À Florence, Galilée avait loué en hâte une maison qui se dressait un peu trop près de l’Arno mais qui possédait un petit toit en terrasse pour ses observations nocturnes – ce que les Vénitiens appelaient une altana. Il se disait qu’il pourrait toujours trouver un meilleur endroit par la suite. Qui plus est, une de ses nouvelles connaissances, un jeune et beau noble florentin appelé Filippo Salviati, lui assura qu’il pourrait passer tout le temps qu’il voudrait au palais Salviati, en ville, et dans sa villa, la Villa delle Selve, située dans les collines à l’ouest de Florence. Galilée en fut heureux. Dans son quartier, il trouvait désagréables les effluves du fleuve et la proximité de sa mère. Depuis la mort de son père, il entretenait la vieille harpie dans une maison qu’il louait dans un quartier pauvre de la ville, mais il ne lui rendait jamais visite et ne comptait pas davantage le faire maintenant.

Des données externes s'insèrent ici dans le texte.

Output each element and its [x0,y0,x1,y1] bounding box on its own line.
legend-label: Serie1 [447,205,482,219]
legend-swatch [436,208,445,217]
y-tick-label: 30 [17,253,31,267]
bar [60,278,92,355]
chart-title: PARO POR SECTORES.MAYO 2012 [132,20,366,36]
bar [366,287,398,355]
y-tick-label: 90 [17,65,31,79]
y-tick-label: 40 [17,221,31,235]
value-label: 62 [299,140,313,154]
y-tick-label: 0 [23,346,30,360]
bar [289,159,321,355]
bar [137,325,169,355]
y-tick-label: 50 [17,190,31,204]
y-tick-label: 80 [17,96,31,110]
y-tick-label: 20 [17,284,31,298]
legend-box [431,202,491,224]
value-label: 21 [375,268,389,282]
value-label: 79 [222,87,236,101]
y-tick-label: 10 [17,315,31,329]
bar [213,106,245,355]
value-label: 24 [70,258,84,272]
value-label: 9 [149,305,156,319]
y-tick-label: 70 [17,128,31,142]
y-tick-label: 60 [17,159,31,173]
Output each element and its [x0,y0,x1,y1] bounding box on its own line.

Il emploierait mieux son temps chez Salviati, à écrire des livres et à discuter de questions philosophiques avec son nouvel ami et le cercle de relations de ce dernier – des hommes de grande qualité. Quand Cosme aurait besoin de lui, il pourrait se rendre en ville rapidement, sans avoir à s’efforcer d’éviter sa mère, ni à craindre de tomber sur elle par hasard.

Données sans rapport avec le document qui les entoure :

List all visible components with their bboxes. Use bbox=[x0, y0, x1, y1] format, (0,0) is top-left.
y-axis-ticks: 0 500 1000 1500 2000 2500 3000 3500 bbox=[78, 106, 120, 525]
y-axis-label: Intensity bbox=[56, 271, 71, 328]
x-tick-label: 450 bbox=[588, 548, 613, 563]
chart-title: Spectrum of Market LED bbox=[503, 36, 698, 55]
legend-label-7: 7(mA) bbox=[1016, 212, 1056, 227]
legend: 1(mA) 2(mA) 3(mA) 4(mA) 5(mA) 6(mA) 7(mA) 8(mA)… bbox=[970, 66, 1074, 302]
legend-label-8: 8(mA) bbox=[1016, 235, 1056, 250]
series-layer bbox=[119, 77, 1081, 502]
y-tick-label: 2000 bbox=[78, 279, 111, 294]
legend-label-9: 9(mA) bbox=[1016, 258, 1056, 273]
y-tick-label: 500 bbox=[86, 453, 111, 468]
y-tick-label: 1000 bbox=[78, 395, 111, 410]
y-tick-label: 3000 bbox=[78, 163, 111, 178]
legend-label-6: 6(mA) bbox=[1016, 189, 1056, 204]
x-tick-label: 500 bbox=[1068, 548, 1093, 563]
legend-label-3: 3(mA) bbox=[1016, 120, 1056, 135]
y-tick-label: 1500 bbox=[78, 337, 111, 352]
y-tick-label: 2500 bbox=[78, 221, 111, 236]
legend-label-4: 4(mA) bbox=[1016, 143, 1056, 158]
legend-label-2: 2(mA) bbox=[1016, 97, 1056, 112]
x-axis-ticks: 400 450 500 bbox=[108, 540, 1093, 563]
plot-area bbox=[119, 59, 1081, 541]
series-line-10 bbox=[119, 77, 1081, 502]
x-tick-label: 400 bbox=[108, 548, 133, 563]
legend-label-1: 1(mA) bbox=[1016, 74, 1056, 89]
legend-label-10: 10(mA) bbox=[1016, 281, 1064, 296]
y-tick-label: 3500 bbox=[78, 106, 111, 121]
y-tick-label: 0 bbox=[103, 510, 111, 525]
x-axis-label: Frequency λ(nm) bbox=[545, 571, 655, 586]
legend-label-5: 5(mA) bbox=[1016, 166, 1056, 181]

Fra Paolo, qui était au courant de cette crainte, avait suggéré que Galilée tente de se réconcilier avec elle, mais il ne connaissait pas la moitié de l’histoire. En vérité, il n’en connaissait pas le centième. Galilée avait récemment reçu de sa mère une lettre lui souhaitant un bon retour dans sa « ville natale », et lui demandant de passer la voir, car il lui manquait cruellement. Galilée tiqua en lisant ces lignes ; c’était un élément nouveau à ajouter à tout le reste de ce qui lui collait à la mémoire, dans le coussin à épingles qui lui servait de cerveau. Lors de leur départ de la Via Vignali, la cuisinière avait trouvé une lettre oubliée par un serviteur qu’elle avait flanqué à la porte, un certain Alessandro Piersanti, qui avait naguère travaillé à Florence pour la vieille carne. Giulia lui avait écrit :
Puisque votre maître se montre si ingrat avec vous comme avec tout le monde et qu’il a tellement de lunettes, vous pourriez très facilement lui en prendre trois ou quatre, les mettre au fond d’une petite boîte, la remplir avec des pilules d’Acquapendente, et m’envoyer tout cela.
Après quoi, poursuivait-elle, elle les vendrait et partagerait le butin avec lui.
« Jésus Christ ! s’était écrié Galilée. Sur la croix, les larrons ! »
Il avait jeté la lettre, dégoûté. Et puis il l’avait ramassée et rangée dans ses dossiers, au cas où elle pourrait lui être utile un jour. Elle était datée du 9 janvier de cette année-là – c’est-à-dire que, la semaine même où Galilée découvrait les Étoiles Médicéennes et changeait les cieux pour toujours, sa propre mère conspirait de lui voler les lentilles de son télescope, chez lui, dans sa maison, et de les vendre pour son propre compte !
« Jésus fils de Marie ! Et pourquoi ne pas tout simplement m’arracher les yeux de la tête ? »
Telle était, en effet, sa mère. Giulia Galilei, suborneuse de serviteurs, voleuse du cœur de son travail. Il résiderait à la villa de Salviati dans toute la mesure du possible.
Bien qu’épuisé par son déménagement et les nombreuses nuits blanches qu’il avait passées cette année-là, il restait dehors toutes les nuits où le ciel était dégagé, pour regarder les étoiles et suivre la trace des quatre lunes de Jupiter. Les nuits florentines furent tout d’abord plus brumeuses qu’à Padoue, puis, alors que l’automne de son anno mirabilis se changeait en hiver, elles devinrent assez froides pour que le ciel s’éclaircisse. En décembre, Benedetto Castelli, un de ses anciens étudiants devenu prêtre, lui écrivit pour suggérer que si les explications coperniciennes étaient avérées, alors Vénus tournait aussi autour du Soleil, selon une orbite plus proche du Soleil que la Terre, auquel cas on devait pouvoir, avec un occhialino, la voir passer par des phases similaires à celles de la Lune, puisqu’on en verrait soit la face exposée au soleil, soit la face obscure, soit un état intermédiaire.